Nama: Marista Fajar SetiawandaniÂ
NIM: 222111244
Kelas: HES 5E
Kasus Baiq Nuril Dalam Filsafat Hukum Positivisme
Kasus Baiq Nuril pada tahun 2012 melibatkan seorang guru yang merekam percakapan seksual tidak senonoh antara dirinya dan atasannya sebagai bukti mengungkap seksual. Meskipun rekaman tersebut digunakan untuk melindungi dirinya, Baiq Nuril justru dituntut berdasarkan Pasal 27 ayat (1) Undang-Undang Informasi dan Transaksi Elektronik (ITE) karena dianggap telah mendistribusikan konten yang melanggar kesusilaan. Pada akhirnya, ia dijatuhi hukuman penjara oleh pengadilan.
Mazhab Hukum PositivismeÂ
Mazhab hukum positivisme adalah aliran dalam filsafat hukum yang menekankan pentingnya hukum positif, yaitu hukum yang ditetapkan dan tertulis oleh otoritas yang berwenang. Positivisme hukum berasal dari kata Latin positum , yang berarti "diletakkan" atau "ditetapkan". Hal ini menunjukkan bahwa hukum harus dilihat sebagai norma yang diciptakan dan diakui secara sosial, bukan sebagai sesuatu yang berasal dari sumber moral atau alamiah. Salah satu prinsip utama positivisme adalah tesis pemisahan (separation thesis), yang menyatakan bahwa hukum dan moralitas adalah dua entitas yang berbeda. Validitas hukum tidak bergantung pada nilai-nilai moral, melainkan pada cara hukum tersebut dibuat dan diterima dalam masyarakat.

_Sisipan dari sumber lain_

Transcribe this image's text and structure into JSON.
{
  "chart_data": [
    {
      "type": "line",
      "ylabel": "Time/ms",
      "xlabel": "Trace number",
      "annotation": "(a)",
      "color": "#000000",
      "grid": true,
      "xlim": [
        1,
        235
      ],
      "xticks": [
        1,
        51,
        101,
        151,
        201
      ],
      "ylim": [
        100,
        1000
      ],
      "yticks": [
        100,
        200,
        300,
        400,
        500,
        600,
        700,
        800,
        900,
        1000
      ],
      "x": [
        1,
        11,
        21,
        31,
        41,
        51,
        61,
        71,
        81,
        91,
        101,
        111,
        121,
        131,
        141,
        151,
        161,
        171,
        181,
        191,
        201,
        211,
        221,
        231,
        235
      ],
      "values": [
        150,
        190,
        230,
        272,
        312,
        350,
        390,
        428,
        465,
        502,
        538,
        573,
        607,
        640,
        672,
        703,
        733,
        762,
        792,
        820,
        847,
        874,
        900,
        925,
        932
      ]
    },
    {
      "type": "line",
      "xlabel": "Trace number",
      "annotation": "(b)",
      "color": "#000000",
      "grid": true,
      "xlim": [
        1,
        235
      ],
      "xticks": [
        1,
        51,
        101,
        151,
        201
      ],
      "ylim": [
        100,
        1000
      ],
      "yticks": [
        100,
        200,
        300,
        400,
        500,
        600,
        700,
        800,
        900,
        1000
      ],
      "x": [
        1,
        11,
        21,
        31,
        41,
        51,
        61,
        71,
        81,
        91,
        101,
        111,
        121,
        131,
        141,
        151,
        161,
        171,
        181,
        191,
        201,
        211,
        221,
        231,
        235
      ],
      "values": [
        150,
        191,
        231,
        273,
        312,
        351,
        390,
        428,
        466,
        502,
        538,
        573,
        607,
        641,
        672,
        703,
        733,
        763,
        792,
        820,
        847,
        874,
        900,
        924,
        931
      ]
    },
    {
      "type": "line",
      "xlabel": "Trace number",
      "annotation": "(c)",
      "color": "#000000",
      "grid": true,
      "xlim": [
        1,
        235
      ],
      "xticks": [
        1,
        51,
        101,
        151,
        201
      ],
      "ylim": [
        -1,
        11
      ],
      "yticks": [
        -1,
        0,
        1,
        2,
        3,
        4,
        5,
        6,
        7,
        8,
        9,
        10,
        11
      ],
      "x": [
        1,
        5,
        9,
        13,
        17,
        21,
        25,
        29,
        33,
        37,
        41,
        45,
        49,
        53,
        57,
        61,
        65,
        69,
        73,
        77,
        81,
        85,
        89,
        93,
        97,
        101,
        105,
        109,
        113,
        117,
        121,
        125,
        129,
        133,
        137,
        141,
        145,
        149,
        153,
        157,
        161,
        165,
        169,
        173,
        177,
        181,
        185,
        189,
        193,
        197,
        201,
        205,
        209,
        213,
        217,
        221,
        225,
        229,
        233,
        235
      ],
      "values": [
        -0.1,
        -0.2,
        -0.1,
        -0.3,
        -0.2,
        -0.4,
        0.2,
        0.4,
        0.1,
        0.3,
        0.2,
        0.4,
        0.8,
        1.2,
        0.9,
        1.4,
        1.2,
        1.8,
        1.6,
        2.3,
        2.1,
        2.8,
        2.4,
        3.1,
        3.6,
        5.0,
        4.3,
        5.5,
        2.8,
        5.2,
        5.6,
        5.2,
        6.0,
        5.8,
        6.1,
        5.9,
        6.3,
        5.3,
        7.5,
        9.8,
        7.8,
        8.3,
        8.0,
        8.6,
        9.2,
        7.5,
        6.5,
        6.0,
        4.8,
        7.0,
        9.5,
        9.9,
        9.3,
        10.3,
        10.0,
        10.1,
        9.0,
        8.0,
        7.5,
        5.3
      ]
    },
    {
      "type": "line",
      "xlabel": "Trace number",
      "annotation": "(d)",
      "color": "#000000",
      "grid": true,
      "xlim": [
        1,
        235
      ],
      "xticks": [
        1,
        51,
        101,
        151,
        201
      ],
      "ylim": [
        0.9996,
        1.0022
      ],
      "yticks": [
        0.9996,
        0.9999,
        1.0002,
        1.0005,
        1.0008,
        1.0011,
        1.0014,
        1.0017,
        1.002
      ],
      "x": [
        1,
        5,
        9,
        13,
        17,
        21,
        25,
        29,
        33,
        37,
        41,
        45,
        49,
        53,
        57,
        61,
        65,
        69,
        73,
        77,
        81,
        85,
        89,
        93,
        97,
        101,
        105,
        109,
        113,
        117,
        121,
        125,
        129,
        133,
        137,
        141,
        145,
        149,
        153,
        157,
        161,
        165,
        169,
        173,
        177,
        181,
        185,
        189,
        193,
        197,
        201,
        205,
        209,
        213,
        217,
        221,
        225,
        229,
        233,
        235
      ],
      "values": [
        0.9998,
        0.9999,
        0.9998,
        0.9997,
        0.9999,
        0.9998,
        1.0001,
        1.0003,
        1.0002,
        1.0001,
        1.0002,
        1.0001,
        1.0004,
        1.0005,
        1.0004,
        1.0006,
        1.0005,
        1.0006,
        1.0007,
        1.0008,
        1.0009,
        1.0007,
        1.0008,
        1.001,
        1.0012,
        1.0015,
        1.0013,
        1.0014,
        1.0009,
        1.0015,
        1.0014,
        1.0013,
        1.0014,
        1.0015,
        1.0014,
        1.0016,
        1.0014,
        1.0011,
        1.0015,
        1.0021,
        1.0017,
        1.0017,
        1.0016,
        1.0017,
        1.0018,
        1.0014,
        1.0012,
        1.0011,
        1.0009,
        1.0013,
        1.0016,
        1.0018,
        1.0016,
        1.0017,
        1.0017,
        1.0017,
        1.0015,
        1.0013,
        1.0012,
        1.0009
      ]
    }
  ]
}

Positivisme menekankan pentingnya kepastian hukum, di mana individu dapat memahami dengan jelas apa yang boleh dan tidak boleh dilakukan berdasarkan undang-undang yang ada. Penerapan positivisme hukum di Indonesia dipengaruhi oleh sejarah dan karakteristik negara. Hukum di Indonesia memiliki ruang yang luas dan tidak terbatas hanya pada tekstual dalam bentuk peraturan-undangan. Fungsi hukum dalam masyarakat tidak hanya memerlukan hukum, tetapi juga memerlukan budaya masyarakat, aparat penegak hukum, dan fasilitas infrastruktur.
Analisis dari Perspektif Positivisme Hukum
1. Hukum Positif sebagai Dasar Penegakan Hukum :
Dalam kasus ini, penerapan hukum positif sangat jelas. Baiq Nuril dijatuhi hukuman berdasarkan ketentuan dalam UU ITE, yang menyatakan bahwa setiap orang yang dengan sengaja dan tanpa hak menyebarkan informasi elektronik yang melalui kesusilaan dapat dikenakan sanksi. Positivisme hukum menekankan bahwa hukum yang berlaku adalah hukum yang ditetapkan oleh otoritas yang berwenang, tanpa mempertimbangkan konteks moral atau sosial dari tindakan tersebut.